I do. They’re watching them in New York (where it’s 7 p.m. local), and Buenos Aires (8 p.m.), and Beijing (7 a.m.). Think of a major media market anywhere that’s not Europe, and 1 in the morning Paris time is a reasonable window in which to be watching sports.

The reverse is true during the U.S. Open. That’s when people on the Eastern seaboard complain that 2 a.m. is a ludicrous time to be playing tennis. Unless it’s morning in Paris, where you can catch a couple of sets before starting work.

The players’ anger is understandable. They wanted to grow tennis into a global concern so that they would make a lot more money and, having done that, they can’t forgive themselves. If everyone around the world is watching your game, there is no correct time to start. What’s important is that tennis is on for as much of the time as possible. Twenty-four hours a day would be best.

You know who doesn’t play in the middle of the night? Lawn bowlers. Bocce obsessives. Bridge clubs. Pick a sport that no one buys a specialty cable package to watch and they are consistently competing at a salubrious hour.

Athletes complaining about the time sports starts is akin to them complaining that they play too often. Of course they do. You have to pay the players, keep the broadcasters happy and justify the cost of buying a modern sports franchise. The only way to make this work is by creating content all day, every day.

Real Madrid just signed Kylian Mbappé on a free transfer. Not that it was free. In order to get him to come, Real gave the 25-year-old French superstar a reported $185-million signing bonus. That’s not his salary. It’s a welcome gift.

You think Real Madrid is going to tell this guy to ease into things? He’ll be playing everywhere, permanently.

He’ll play the season in Spain, the Champions League in Europe and the off-season in China, America and the Middle East, plus the Euros and the World Cup. If Mbappé ever wants to take a proper holiday again, he’ll have to close a car door on his own foot.

The intensity of sports – both in terms of effort and scheduling – has begun to break down elite athletes. No baseball pitcher can be taken seriously until he’s had at least one reconstructive surgery. Women’s soccer is overrun, literally, by an epidemic of ACL tears.

People inside sport are on the hunt for obscure causes – is it curveballs thrown at too young an age or a certain brand of field turf? – when the answer is obvious. It’s too much sports.

Stop playing, practising and travelling six days a week, while also filming a Netflix doc and obsessively creating social-media bumpf, and then see if there is any reduction in muscle tears. Please send my consulting fee care of The Globe and Mail.

But there is no stopping. No sport can afford to ease back. Once they do, someone down the ladder will reach up and pull them off. The players understand this. They complain about the scheduling for the same reason they yell at officials. Maybe it will gain them a small, individual advantage. If not, no harm in trying.

For decades, tennis has owned women’s sport. Now basketball and soccer are coming up in the rearview. That means more hype and more stars playing more frequently in more markets at all hours of the day and night.
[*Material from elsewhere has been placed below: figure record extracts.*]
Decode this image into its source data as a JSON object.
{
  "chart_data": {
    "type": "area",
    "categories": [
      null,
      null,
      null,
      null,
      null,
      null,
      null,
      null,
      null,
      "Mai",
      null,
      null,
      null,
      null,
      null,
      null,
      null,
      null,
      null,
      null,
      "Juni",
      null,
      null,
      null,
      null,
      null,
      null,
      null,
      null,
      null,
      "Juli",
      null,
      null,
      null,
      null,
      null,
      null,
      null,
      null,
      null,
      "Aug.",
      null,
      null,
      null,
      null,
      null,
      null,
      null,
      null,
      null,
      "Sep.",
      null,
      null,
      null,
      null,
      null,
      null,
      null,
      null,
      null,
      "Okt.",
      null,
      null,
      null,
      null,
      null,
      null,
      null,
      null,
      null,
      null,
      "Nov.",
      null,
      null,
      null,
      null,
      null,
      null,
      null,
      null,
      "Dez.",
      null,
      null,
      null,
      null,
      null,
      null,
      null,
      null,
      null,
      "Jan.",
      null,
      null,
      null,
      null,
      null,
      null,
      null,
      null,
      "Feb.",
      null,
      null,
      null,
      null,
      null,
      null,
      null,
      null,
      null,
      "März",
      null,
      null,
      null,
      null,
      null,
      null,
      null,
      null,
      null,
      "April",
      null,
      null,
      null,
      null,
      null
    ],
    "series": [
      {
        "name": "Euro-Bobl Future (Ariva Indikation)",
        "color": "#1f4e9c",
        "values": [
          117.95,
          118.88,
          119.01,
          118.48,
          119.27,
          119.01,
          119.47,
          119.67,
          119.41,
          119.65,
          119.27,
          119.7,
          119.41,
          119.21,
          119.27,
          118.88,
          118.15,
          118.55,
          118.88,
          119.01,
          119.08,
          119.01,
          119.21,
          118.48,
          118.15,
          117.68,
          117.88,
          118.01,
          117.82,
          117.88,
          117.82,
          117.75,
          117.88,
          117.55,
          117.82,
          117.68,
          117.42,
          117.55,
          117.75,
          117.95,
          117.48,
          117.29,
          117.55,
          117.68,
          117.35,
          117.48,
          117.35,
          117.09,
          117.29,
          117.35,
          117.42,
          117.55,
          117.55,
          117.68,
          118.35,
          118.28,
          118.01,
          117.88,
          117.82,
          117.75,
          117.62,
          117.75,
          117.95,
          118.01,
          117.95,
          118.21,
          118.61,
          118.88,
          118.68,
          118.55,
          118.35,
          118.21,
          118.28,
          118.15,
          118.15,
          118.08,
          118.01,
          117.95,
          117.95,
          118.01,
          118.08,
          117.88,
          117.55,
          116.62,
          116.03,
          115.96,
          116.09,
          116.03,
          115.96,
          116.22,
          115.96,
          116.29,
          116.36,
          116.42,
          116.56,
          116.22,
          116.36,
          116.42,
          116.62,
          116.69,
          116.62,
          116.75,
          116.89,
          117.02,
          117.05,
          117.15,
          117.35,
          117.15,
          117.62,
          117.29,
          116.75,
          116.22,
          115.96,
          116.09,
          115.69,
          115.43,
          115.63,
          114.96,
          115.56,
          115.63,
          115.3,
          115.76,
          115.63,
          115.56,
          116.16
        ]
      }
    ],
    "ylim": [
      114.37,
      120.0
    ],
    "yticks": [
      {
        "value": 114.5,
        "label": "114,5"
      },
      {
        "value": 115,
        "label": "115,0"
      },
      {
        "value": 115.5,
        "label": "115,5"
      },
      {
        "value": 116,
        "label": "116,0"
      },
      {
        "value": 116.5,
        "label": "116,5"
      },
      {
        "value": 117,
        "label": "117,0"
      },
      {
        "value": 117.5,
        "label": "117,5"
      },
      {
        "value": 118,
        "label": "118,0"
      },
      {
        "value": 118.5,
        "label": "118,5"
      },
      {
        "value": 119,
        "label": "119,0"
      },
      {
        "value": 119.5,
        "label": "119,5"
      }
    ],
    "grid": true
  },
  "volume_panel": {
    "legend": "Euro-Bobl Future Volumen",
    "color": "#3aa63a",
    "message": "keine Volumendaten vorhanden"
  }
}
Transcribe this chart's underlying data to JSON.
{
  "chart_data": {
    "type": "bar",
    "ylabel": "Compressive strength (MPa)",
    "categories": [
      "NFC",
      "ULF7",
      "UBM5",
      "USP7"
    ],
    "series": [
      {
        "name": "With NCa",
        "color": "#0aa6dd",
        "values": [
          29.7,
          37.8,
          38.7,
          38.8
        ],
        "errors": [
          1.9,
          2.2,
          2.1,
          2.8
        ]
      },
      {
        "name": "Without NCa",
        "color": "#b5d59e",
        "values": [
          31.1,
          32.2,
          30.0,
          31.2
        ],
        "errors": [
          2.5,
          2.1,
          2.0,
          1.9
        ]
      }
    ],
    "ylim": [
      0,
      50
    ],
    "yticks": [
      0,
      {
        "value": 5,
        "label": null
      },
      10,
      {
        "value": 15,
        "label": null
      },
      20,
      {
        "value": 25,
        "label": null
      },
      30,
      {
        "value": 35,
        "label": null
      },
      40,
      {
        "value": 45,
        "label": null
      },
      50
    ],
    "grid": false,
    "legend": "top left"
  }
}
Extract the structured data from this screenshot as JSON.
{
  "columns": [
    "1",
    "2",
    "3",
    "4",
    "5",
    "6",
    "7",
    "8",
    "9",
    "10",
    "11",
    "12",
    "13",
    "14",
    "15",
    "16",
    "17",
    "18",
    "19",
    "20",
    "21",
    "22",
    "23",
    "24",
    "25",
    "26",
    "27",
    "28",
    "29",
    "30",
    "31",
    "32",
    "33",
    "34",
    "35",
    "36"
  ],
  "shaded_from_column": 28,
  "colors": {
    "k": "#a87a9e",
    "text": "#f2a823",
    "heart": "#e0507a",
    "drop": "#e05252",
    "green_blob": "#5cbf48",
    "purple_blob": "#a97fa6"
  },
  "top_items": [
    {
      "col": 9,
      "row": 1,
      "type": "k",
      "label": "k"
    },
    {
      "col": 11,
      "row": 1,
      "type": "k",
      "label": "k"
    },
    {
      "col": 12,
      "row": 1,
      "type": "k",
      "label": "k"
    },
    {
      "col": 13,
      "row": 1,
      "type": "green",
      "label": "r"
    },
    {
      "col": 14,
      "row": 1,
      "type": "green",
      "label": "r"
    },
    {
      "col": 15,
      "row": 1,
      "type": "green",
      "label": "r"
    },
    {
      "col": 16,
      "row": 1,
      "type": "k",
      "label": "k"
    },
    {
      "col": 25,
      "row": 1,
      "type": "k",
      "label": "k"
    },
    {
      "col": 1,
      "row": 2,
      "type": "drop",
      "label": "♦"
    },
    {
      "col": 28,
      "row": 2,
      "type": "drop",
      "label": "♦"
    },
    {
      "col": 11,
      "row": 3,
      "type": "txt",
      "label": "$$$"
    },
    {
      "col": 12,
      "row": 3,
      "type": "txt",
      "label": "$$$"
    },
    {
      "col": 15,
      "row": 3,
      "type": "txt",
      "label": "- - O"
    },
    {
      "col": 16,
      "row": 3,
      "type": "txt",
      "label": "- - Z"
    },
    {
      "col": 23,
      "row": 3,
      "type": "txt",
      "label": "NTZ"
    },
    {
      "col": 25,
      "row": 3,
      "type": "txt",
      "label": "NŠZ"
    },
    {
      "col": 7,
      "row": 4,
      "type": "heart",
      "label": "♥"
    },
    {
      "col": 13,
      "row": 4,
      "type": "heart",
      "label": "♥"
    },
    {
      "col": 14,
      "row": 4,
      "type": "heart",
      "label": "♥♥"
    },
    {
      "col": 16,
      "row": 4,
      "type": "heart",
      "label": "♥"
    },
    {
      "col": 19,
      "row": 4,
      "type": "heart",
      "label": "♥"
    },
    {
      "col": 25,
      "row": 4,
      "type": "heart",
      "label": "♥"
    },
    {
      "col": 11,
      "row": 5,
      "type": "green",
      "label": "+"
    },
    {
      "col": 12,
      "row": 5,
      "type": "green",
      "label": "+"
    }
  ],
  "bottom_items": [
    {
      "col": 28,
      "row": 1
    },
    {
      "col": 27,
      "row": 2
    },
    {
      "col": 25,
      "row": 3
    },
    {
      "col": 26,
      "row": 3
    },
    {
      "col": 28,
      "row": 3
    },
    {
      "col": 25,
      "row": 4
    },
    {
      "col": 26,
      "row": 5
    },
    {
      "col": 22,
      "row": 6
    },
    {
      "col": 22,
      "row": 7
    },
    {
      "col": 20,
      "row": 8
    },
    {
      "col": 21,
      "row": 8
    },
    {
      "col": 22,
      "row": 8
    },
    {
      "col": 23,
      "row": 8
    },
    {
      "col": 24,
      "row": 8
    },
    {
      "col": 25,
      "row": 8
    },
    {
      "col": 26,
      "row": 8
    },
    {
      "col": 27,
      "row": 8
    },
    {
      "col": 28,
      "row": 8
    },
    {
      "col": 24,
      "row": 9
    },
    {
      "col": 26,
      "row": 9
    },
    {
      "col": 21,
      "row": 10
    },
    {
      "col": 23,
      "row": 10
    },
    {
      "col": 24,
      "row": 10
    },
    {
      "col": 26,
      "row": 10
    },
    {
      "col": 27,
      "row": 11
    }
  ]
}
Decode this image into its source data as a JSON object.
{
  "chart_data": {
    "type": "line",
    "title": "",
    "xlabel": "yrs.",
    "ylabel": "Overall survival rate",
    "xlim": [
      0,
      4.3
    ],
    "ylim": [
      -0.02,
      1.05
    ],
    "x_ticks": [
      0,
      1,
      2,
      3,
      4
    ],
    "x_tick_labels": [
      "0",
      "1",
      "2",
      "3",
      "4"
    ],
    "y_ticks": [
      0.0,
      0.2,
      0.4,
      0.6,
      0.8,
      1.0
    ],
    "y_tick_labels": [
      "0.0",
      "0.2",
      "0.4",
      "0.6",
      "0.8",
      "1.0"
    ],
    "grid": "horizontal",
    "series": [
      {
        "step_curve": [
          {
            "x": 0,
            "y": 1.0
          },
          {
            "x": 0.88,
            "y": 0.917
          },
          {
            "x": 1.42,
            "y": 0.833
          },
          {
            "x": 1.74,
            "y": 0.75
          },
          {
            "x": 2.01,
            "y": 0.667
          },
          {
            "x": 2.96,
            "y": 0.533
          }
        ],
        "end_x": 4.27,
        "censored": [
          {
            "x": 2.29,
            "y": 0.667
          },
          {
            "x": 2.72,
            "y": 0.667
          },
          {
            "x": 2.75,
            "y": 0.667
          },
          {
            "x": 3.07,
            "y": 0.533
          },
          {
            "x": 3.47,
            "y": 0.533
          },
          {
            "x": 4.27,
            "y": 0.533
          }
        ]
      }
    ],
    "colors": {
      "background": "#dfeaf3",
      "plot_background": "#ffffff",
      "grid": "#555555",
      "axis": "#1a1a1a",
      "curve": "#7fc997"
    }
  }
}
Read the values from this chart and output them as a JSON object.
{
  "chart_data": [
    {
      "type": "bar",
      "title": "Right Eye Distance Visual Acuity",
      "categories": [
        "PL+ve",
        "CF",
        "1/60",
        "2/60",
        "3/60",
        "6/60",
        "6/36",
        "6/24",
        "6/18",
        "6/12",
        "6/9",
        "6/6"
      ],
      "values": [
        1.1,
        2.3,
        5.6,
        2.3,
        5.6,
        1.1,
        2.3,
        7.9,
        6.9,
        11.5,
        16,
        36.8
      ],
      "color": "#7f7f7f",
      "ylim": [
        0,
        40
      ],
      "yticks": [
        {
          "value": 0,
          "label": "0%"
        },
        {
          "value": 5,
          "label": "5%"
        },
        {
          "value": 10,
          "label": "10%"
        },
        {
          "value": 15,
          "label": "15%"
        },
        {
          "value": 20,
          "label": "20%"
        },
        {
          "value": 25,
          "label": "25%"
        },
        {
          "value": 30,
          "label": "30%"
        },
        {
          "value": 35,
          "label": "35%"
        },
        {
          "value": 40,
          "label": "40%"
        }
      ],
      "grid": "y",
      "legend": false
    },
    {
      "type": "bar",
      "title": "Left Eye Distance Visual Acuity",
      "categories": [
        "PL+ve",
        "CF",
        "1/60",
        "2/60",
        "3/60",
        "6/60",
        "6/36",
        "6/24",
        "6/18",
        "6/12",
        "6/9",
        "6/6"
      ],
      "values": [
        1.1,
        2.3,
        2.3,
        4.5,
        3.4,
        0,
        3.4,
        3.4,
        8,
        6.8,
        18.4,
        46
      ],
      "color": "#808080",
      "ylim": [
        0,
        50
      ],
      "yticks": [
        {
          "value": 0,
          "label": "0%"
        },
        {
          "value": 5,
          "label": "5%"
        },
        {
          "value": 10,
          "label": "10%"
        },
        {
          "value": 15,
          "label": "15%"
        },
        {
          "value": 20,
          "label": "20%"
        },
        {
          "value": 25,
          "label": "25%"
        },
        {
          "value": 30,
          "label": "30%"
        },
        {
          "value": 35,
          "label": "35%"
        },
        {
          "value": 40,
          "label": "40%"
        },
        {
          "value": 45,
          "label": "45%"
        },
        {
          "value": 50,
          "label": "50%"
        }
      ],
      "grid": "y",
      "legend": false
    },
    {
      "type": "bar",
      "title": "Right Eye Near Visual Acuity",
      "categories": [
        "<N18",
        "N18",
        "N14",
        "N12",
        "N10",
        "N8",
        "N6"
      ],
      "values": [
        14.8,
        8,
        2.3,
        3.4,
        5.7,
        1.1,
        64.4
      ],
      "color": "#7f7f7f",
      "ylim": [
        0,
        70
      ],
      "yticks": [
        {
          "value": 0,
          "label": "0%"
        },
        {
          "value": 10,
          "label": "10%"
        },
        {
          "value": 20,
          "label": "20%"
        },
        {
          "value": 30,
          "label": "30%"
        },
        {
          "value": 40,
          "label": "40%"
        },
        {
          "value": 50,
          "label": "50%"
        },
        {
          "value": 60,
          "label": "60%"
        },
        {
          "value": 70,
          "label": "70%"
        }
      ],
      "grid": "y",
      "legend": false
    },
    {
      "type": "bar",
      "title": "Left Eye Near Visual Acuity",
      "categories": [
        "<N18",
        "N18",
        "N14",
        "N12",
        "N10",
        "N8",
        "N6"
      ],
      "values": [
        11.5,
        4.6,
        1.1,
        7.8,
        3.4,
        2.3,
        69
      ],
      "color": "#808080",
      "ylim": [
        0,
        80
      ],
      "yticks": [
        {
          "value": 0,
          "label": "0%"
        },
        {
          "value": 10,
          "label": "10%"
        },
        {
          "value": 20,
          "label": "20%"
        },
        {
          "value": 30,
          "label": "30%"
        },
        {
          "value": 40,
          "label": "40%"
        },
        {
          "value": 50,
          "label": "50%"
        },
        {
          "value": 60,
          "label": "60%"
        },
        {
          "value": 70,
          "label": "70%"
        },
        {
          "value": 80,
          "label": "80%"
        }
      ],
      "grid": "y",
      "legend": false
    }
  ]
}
If the players wanted to stop, they could. There’s nothing the WTA or ATP (or any other league) could do about a concerted work action that includes the biggest names in the game.

But the Novak Djokovics of the world understand this much at least – however hard it is to drag yourself around a tennis court on a bad knee five hours past your perfect bedtime, it can’t be anywhere near as difficult as watching someone else do it instead of you.